Originally Posted by
KageTokage
When I think about it, hope prevailing over despair is an ever-present theme throughout XIV's story, yet despite Endwalker being the one that tried to push it to the forefront, it didn't actually get that much attention.
The Final Days were horrifying and all, but they were fleeting compared to things like the senseless millenia-long Dragonsong War, the decades-long Garlean occupation of Gyr Abania and Doma, and the century-long plague of light on the First. We met people who were despondent and couldn't imagine change after suffering and fear had become like a fact of life to them, but we kindled the spark of hope in their hearts and we built up those who still hung onto it against the odds.

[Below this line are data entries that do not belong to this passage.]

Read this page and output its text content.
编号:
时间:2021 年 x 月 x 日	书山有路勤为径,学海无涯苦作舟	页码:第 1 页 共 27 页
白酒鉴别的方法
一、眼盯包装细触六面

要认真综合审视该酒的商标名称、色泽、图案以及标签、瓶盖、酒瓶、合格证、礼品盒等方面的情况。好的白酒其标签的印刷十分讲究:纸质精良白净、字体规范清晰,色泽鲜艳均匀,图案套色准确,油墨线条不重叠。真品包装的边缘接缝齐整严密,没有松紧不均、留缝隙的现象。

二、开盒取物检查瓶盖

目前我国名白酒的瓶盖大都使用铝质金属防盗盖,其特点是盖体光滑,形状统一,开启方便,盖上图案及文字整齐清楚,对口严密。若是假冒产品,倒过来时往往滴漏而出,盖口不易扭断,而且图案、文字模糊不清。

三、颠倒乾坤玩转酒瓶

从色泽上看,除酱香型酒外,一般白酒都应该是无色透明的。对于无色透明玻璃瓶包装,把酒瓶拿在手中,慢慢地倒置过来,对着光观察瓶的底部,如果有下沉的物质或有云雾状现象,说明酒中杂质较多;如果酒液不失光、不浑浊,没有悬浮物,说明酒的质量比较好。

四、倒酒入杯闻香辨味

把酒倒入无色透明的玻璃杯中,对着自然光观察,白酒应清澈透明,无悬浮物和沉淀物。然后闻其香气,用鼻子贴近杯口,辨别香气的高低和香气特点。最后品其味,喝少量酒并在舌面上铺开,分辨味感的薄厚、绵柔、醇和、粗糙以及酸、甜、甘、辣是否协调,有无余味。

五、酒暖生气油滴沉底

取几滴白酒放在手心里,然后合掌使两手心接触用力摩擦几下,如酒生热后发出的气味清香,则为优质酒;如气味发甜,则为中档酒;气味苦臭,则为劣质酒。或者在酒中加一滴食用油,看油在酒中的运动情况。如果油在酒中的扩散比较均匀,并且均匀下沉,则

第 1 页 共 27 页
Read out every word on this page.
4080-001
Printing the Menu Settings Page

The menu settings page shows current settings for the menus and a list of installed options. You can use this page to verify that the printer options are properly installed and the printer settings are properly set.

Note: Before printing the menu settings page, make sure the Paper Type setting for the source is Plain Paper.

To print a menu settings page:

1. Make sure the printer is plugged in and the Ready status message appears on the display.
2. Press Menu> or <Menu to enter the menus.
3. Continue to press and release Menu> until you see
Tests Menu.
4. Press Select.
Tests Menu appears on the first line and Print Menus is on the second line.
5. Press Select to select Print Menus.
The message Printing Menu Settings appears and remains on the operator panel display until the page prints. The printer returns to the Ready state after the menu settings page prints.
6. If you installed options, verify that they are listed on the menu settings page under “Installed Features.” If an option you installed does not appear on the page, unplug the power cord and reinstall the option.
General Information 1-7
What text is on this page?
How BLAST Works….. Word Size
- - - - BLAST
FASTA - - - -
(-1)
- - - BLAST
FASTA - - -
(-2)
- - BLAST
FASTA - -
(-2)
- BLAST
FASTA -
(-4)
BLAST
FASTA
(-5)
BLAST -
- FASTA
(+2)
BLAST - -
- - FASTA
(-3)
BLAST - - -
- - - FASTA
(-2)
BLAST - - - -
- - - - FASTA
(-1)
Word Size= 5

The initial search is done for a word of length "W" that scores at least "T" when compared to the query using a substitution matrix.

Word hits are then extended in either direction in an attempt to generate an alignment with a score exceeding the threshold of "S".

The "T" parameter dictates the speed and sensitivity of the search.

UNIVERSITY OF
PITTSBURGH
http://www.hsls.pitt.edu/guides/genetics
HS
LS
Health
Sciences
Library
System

The entire focus of those expansions was trying to break the status quo and create a better future for their respective regions.
I still feel like they really needed to put more emphasis on the whole "end of world" thing instead of it just being a footnote that was mostly addressed in a half-zone via a culling of the beasts and some pep talks. I was expecting something truly catastrophic like the entire world having to deal with similar conditions to Thavnair. Imagine if instead of having a beast outbreak in the remote snowfields of the Magna Glacies, all of Eorzea was being affected instead with the Scions having divide their efforts among the city states. Having those unnatural burning skies over places we'd long since grown familiar with would've been much more distressing then those we'd only recently grown acquainted with.
But alas, perhaps I am simply "thinking too hard" about the story.